PowerDNS/simpleblob

Update Marker functionality not working correctly

franklouwers opened this issue · 5 comments

When using (real) S3 buckets, the update-marker function doesn't work when using a Prefix (as is recommended for the LightningStream code).

I believe this might be because the Update Marker is checked here:

https://github.com/PowerDNS/simpleblob/blob/main/backends/s3/s3.go#128

which performs a Load() of the markerfile, which starts with prepending the globalPrefix here:

https://github.com/PowerDNS/simpleblob/blob/main/backends/s3/s3.go#L204

However, the Marker is stored without the Prefix.

The interesting this is that the fallback mechanism at https://github.com/PowerDNS/simpleblob/blob/main/backends/s3/s3.go#L138 also doesn't work: even after the UpdateMarkerForceListInterval is passed, no LIST call is performed. Could this be because the Load() function doesn't return an error when it can't find the file? Or that that error isn't properly handled?

wojas commented

Thanks for reporting! It does look like setMarker should indeed be adding the prefix.

The interesting this is that the fallback mechanism at https://github.com/PowerDNS/simpleblob/blob/main/backends/s3/s3.go#L138 also doesn't work: even after the UpdateMarkerForceListInterval is passed, no LIST call is performed. Could this be because the Load() function doesn't return an error when it can't find the file? Or that that error isn't properly handled?

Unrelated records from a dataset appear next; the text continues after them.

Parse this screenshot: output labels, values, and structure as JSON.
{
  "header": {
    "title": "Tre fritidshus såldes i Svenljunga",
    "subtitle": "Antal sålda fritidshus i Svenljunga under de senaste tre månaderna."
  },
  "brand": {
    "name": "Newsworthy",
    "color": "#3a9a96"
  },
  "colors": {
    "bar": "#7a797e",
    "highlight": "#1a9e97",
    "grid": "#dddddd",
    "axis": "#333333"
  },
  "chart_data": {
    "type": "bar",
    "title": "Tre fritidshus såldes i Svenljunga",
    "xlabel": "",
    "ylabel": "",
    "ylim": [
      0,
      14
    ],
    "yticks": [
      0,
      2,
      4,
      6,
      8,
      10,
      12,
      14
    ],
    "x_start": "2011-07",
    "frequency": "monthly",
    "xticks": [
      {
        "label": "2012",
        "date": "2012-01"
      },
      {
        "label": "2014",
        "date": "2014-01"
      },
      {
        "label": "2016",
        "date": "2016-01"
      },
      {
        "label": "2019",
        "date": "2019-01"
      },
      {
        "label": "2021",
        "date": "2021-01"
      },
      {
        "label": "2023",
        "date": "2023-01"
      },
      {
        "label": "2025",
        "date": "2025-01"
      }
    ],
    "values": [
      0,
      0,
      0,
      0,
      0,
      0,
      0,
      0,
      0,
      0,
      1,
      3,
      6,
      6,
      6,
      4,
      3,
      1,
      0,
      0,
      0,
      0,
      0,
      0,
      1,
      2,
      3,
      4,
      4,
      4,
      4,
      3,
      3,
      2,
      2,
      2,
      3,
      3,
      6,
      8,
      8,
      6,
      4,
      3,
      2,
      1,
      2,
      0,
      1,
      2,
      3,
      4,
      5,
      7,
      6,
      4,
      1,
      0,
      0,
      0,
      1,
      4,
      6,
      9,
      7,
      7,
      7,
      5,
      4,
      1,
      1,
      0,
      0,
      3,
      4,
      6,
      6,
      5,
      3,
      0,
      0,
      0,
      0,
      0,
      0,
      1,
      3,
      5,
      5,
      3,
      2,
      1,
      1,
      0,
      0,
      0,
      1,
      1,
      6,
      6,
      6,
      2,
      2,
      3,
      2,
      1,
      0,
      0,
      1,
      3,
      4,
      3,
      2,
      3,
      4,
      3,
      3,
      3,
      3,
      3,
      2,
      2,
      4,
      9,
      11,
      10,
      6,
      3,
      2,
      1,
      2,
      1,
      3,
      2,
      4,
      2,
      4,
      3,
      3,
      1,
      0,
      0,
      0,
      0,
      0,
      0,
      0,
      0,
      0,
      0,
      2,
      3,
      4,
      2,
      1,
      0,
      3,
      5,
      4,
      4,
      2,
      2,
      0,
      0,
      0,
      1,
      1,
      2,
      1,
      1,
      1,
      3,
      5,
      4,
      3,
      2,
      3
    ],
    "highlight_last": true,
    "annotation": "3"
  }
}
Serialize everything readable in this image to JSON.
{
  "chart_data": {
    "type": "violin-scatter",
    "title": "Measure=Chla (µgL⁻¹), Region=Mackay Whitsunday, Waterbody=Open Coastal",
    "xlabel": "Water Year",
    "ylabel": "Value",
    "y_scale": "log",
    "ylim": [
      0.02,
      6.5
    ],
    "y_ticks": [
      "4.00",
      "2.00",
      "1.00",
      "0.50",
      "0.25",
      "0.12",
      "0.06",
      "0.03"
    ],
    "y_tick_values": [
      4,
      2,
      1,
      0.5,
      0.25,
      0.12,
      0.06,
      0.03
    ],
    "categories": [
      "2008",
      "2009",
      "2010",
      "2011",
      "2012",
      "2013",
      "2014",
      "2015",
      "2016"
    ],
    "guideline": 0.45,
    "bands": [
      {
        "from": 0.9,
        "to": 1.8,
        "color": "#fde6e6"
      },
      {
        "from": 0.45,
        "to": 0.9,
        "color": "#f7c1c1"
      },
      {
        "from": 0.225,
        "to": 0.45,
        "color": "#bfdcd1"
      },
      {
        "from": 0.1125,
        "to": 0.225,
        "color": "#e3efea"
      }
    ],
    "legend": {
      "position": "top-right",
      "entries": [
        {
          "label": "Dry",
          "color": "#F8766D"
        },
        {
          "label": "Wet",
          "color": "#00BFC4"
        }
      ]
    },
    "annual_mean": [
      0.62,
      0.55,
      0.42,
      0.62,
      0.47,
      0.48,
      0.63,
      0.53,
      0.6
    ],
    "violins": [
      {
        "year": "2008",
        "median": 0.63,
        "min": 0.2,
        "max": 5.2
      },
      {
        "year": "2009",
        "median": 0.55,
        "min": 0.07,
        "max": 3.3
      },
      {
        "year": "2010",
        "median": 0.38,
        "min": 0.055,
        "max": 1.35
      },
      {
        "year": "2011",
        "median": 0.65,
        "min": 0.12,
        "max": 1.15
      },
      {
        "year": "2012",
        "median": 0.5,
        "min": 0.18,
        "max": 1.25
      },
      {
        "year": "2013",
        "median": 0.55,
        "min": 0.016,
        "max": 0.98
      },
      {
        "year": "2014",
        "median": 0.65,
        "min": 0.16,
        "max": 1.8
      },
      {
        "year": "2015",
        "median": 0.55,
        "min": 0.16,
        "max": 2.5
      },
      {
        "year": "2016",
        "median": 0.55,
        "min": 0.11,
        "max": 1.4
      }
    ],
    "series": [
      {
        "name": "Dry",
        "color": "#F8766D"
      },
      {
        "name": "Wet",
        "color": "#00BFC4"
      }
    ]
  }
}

We get a 'does not exist error' and then happily use the empty string as the marker, which means that the marker is the same as the last time we checked the marker. But I'm not sure what is going wrong with this interval check then.

@wojas re fall-back mech: I noticed that the behaviour without marker (https://github.com/PowerDNS/simpleblob/blob/main/backends/s3/s3.go#L125) is quite different from the behaviour with marker, but falling back: https://github.com/PowerDNS/simpleblob/blob/main/backends/s3/s3.go#L147

Seems like you strip the globalPrefix in the doList() function https://github.com/PowerDNS/simpleblob/blob/main/backends/s3/s3.go#L184-L188. So a regular List() with the marker flag disabled will return the blob list without the prefix.

Yet the fallback executes doList() without prefix (so no stripping), and then filters them here: https://github.com/PowerDNS/simpleblob/blob/main/backends/s3/s3.go#L158. However, the filenames would still include the prefix.

Also seems like the purpose of the marker, is to mark for multiple prefixes. So your suggestion to just add the prefix when storing the marker, might not be in line with that idea.

wojas commented

The global prefix is meant to allow the use of a 'subdirectory' of an S3 bucket to sync data. This can also conveniently be used to separate different Lightning Stream schemaversions. In this use case it makes sense to have each prefix have its own marker file. The user may not even have write permissions to the root of the bucket.

Yes, I think so as well (except for possible schema migrations later, but those would likely be best to do a "full sync" anyway). In that case, there's a lot of logic at the bottom of the List() function which can be simplified.